Budgie’s successor, Little Red – by the then HRH-less Duchess – is a “brave, sweet, funny, kind” etc redhead who will, it is widely predicted, ultimately meet her doom via the handsome financial adviser she meets in Phuket. One of Ugenia Lavender’s little friends is based, for the benefit of seven- to 10-year-olds, on a friend of the author, the celebrity chef Gordon Ramsay, often described as an old-fashioned bully. From a base near Balmoral, a wise Old Man of Lochnagar betrays an obsession with hot baths, as well as nature. The heroine of Kylie’s Showgirl Princess is, whether out of laziness or as a homage to Philip Roth, Kylie the Showgirl Princess – “it’s pure fabulousness all the way!”

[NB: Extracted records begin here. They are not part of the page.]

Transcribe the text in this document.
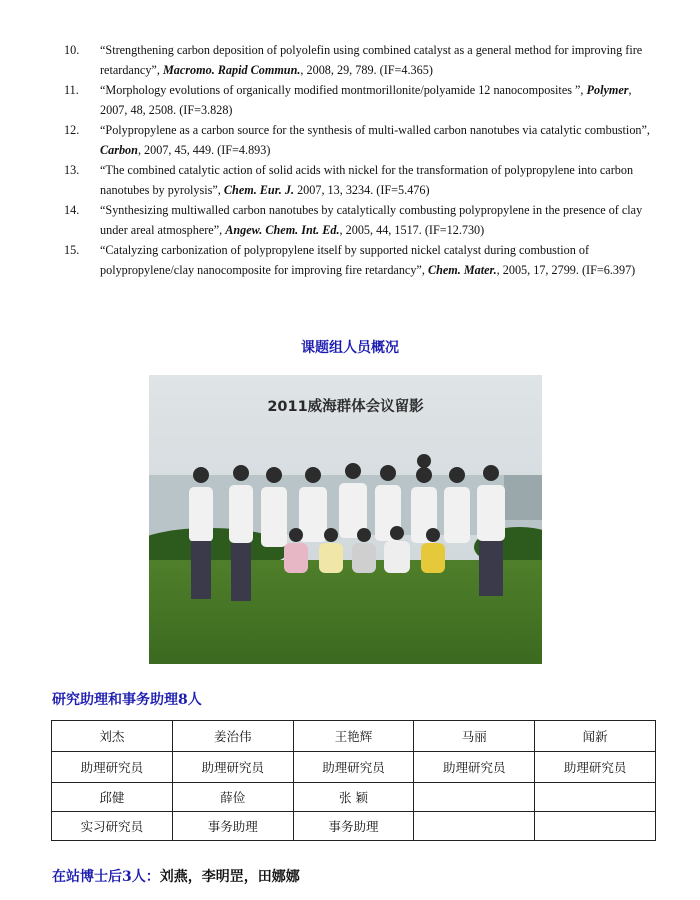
10.	“Strengthening carbon deposition of polyolefin using combined catalyst as a general method for improving fire retardancy”, Macromo. Rapid Commun., 2008, 29, 789. (IF=4.365)
11.	“Morphology evolutions of organically modified montmorillonite/polyamide 12 nanocomposites ”, Polymer, 2007, 48, 2508. (IF=3.828)
12.	“Polypropylene as a carbon source for the synthesis of multi-walled carbon nanotubes via catalytic combustion”, Carbon, 2007, 45, 449. (IF=4.893)
13.	“The combined catalytic action of solid acids with nickel for the transformation of polypropylene into carbon nanotubes by pyrolysis”, Chem. Eur. J. 2007, 13, 3234. (IF=5.476)
14.	“Synthesizing multiwalled carbon nanotubes by catalytically combusting polypropylene in the presence of clay under areal atmosphere”, Angew. Chem. Int. Ed., 2005, 44, 1517. (IF=12.730)
15.	“Catalyzing carbonization of polypropylene itself by supported nickel catalyst during combustion of polypropylene/clay nanocomposite for improving fire retardancy”, Chem. Mater., 2005, 17, 2799. (IF=6.397)
课题组人员概况
2011威海群体会议留影
研究助理和事务助理8人
刘杰	姜治伟	王艳辉	马丽	闻新
助理研究员	助理研究员	助理研究员	助理研究员	助理研究员
邱健	薛俭	张 颖		
实习研究员	事务助理	事务助理		
在站博士后3人：刘燕，李明罡，田娜娜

Not that publishers ever neglect to claim some improving, parent-mollifying Message. Kylie, according its editor, “brims with positive messages such as believing in yourself and the importance of friendship and teamwork”. For Madonna, published by Puffin, various threadbare tales of schoolgirl misunderstandings were scarcely more than vehicles for the airing of Kabbalistic pieties. As it turned out, the contrast between these exhortations (beware “the green-eyed monster”) and the author’s contemporaneous stage utterances (“emotional retard”) lent to her homilies an edge that was never within reach of, say, the Reverend Charles Kingsley, creator of Mrs Doasyouwouldbedoneby.

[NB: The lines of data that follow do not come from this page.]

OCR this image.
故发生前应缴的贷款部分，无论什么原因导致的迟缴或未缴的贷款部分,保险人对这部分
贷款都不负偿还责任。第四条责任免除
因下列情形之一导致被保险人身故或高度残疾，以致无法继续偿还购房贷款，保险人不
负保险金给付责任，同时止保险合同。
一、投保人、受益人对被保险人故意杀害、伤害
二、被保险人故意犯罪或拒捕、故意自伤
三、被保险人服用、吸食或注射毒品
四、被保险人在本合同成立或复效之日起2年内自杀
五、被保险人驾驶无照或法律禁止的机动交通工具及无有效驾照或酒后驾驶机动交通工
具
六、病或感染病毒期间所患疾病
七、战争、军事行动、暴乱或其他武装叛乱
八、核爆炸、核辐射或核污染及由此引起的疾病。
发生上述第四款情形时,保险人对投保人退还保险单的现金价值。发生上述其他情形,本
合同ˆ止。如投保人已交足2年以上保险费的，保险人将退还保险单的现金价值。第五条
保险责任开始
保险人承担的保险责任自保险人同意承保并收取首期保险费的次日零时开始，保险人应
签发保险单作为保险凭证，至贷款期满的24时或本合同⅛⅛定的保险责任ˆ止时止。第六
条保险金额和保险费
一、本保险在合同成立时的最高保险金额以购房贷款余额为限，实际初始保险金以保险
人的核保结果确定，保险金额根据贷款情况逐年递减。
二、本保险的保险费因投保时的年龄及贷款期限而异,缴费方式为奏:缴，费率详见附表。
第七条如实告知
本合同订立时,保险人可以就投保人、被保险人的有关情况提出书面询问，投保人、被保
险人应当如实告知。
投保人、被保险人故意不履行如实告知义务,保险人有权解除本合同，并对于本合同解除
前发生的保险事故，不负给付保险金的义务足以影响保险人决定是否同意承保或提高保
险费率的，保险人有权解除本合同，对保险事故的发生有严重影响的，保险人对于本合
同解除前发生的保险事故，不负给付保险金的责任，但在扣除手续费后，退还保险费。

Galloway’s reinvention promises to be no less hilarious, as he sets about enlightening younger readers whose parents have already responded joyfully to his announcement, notwithstanding the instructive limits of a man who saluted Saddam for “your courage, your strength, your indefatigability”. But fair enough, if Roald Dahl’s work can co-exist with his documented antisemitism, why shouldn’t his budding rival, Galloway, who has survived similar accusations, enjoy a similar level of forgetting/goodwill? Already, aware that pirates are often considered to be almost as poor role models as his friends in the tyrant community, Mr Galloway assures us that Red Molucca, reportedly set on Indonesian islands under colonial rule, will be an ethical, Robin Hood-style adventurer, “who is a husband and father, and his family come pirating with him”. If Galloway is to draw, as this suggests, on his own experience, we can hope to see the pirate picking up a new wife in every adventure or scorching lickspittle colonists, Mr Galloway’s opponents being almost invariably lickspittle, with his signature rhetoric. Come next World Book Day, children could be turning up in black fedoras, armed not with cutlasses but with allegations of dirty tricks or speeches urging British troops to “refuse to obey illegal orders”.

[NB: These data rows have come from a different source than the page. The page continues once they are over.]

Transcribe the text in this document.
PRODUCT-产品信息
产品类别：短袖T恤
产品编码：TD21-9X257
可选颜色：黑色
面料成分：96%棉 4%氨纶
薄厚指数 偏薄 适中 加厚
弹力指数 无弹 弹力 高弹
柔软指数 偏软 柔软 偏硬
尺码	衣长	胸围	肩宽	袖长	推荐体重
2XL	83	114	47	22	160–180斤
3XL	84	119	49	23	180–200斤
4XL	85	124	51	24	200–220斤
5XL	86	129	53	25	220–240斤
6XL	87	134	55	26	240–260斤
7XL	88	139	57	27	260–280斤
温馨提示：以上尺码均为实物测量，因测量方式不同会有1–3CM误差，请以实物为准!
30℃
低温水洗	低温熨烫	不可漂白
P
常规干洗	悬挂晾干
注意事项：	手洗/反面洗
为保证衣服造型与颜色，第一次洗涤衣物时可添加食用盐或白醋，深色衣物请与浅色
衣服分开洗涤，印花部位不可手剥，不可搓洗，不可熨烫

Whatever the biographical similarities between Red Molucca and Mr Galloway, parents can probably rely on content that, to judge from comments by his illustrator and ideological sympathiser Joe Cook, will be guaranteed free of any Blairite or red Tory tendencies. “I got involved because George represents an under-reported and undervalued perspective on the world,” Joe Cook, a “newshound and politico”, told the BBC, enticingly. Under-reported? Galloway’s single tweet was more ardently and respectfully covered than any publishing news featuring Katie Price, while a stream of tweeted title suggestions – The Twat in the Hat, Green Eggs and Hamas – established that even his detractors are paying attention. Should any children be inspired by all this to search online for Red Molucca, they will promptly find themselves on a website hosting assorted reflections by Mr Galloway, at random: “The blood of Guevara watered the earth of Bolivia which fructified in the victory of the Bolivian revolution.”
It may be that Red Molucca does not even belong in the celebrity section, but alongside works such as Boys Wipe Out Bandits, by North Korean despot and children’s author, Kim Jong-il, and others who apprehend, unlike the lickspittle Budgie, their duty to foster revolutionary consciousness.